7.2.2. Unboxed Tuples

Unboxed tuples aren't really exported by GHC.Exts, they're available by default with -fglasgow-exts. An unboxed tuple looks like this:

(# e_1, ..., e_n #)

where e_1..e_n are expressions of any type (primitive or non-primitive). The type of an unboxed tuple looks the same.

Unboxed tuples are used for functions that need to return multiple values, but they avoid the heap allocation normally associated with using fully-fledged tuples. When an unboxed tuple is returned, the components are put directly into registers or on the stack; the unboxed tuple itself does not have a composite representation. Many of the primitive operations listed in primops.txt.pp return unboxed tuples. In particular, the IO and ST monads use unboxed tuples to avoid unnecessary allocation during sequences of operations.

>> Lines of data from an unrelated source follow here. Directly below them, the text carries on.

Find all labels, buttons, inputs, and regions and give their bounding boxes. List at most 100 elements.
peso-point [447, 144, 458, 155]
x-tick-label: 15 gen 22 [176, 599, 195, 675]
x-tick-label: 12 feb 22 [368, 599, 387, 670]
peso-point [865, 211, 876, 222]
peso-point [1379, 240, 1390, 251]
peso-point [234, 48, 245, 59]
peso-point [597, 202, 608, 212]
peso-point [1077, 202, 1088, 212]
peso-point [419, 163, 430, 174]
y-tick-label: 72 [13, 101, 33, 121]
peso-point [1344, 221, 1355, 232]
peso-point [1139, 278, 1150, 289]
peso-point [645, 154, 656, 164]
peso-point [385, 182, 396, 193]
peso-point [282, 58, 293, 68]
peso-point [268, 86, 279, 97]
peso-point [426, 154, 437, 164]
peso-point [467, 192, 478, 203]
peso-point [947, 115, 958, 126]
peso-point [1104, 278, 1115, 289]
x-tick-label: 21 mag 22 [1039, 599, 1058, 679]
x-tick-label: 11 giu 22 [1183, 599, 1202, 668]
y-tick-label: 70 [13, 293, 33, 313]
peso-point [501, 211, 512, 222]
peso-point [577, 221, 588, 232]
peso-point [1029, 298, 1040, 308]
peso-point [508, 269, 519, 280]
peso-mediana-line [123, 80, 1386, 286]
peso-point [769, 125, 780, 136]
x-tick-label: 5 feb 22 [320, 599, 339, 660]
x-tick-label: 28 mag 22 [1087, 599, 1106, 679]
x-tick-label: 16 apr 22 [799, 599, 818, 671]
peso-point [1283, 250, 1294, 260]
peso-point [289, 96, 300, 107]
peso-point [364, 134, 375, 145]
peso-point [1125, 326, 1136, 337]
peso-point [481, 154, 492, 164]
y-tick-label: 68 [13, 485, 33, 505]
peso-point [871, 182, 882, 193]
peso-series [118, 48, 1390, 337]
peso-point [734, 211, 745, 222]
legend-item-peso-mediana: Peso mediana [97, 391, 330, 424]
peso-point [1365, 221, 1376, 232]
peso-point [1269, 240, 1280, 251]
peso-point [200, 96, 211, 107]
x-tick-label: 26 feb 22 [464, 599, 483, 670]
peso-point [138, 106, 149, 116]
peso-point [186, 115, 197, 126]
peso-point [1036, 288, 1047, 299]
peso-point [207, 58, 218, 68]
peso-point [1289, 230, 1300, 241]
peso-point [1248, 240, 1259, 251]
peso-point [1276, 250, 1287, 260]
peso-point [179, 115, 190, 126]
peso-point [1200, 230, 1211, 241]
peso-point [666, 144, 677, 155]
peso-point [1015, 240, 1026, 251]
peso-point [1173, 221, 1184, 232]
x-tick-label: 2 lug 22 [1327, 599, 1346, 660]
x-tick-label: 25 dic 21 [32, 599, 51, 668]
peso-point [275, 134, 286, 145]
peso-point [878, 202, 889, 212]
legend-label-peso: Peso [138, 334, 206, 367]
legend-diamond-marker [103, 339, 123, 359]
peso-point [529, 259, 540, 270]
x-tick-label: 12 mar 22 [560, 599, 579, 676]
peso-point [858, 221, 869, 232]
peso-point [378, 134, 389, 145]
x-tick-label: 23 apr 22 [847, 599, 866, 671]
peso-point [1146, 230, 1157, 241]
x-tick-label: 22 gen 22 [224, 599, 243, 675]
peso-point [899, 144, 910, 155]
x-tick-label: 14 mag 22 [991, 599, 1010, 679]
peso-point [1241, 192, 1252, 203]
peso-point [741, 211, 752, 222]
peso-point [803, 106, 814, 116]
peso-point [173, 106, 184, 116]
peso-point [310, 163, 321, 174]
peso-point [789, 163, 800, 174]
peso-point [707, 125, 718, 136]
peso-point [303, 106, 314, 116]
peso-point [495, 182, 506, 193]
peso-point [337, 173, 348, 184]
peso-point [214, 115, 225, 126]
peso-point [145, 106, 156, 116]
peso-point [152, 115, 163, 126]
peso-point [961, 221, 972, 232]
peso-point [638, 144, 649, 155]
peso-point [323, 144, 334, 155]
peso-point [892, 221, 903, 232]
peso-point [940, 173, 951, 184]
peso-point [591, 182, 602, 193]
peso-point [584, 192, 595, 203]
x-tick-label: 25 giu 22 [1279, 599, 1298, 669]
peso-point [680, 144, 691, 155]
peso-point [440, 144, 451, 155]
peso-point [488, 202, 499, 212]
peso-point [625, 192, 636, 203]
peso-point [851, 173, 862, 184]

There are some pretty stringent restrictions on the use of unboxed tuples:

Values of unboxed tuple types are subject to the same restrictions as other unboxed types; i.e. they may not be stored in polymorphic data structures or passed to polymorphic functions.

No variable can have an unboxed tuple type, nor may a constructor or function argument have an unboxed tuple type. The following are all illegal:

  data Foo = Foo (# Int, Int #)

  f :: (# Int, Int #) -> (# Int, Int #)
  f x = x

  g :: (# Int, Int #) -> Int
  g (# a,b #) = a

  h x = let y = (# x,x #) in ...

The typical use of unboxed tuples is simply to return multiple values, binding those multiple results with a case expression, thus:

  f x y = (# x+1, y-1 #)
  g x = case f x x of { (# a, b #) -> a + b }

You can have an unboxed tuple in a pattern binding, thus

  f x = let (# p,q #) = h x in ..body..

If the types of p and q are not unboxed, the resulting binding is lazy like any other Haskell pattern binding. The above example desugars like this:

  f x = let t = case h x o f{ (# p,q #) -> (p,q)
            p = fst t
            q = snd t
        in ..body..

Indeed, the bindings can even be recursive.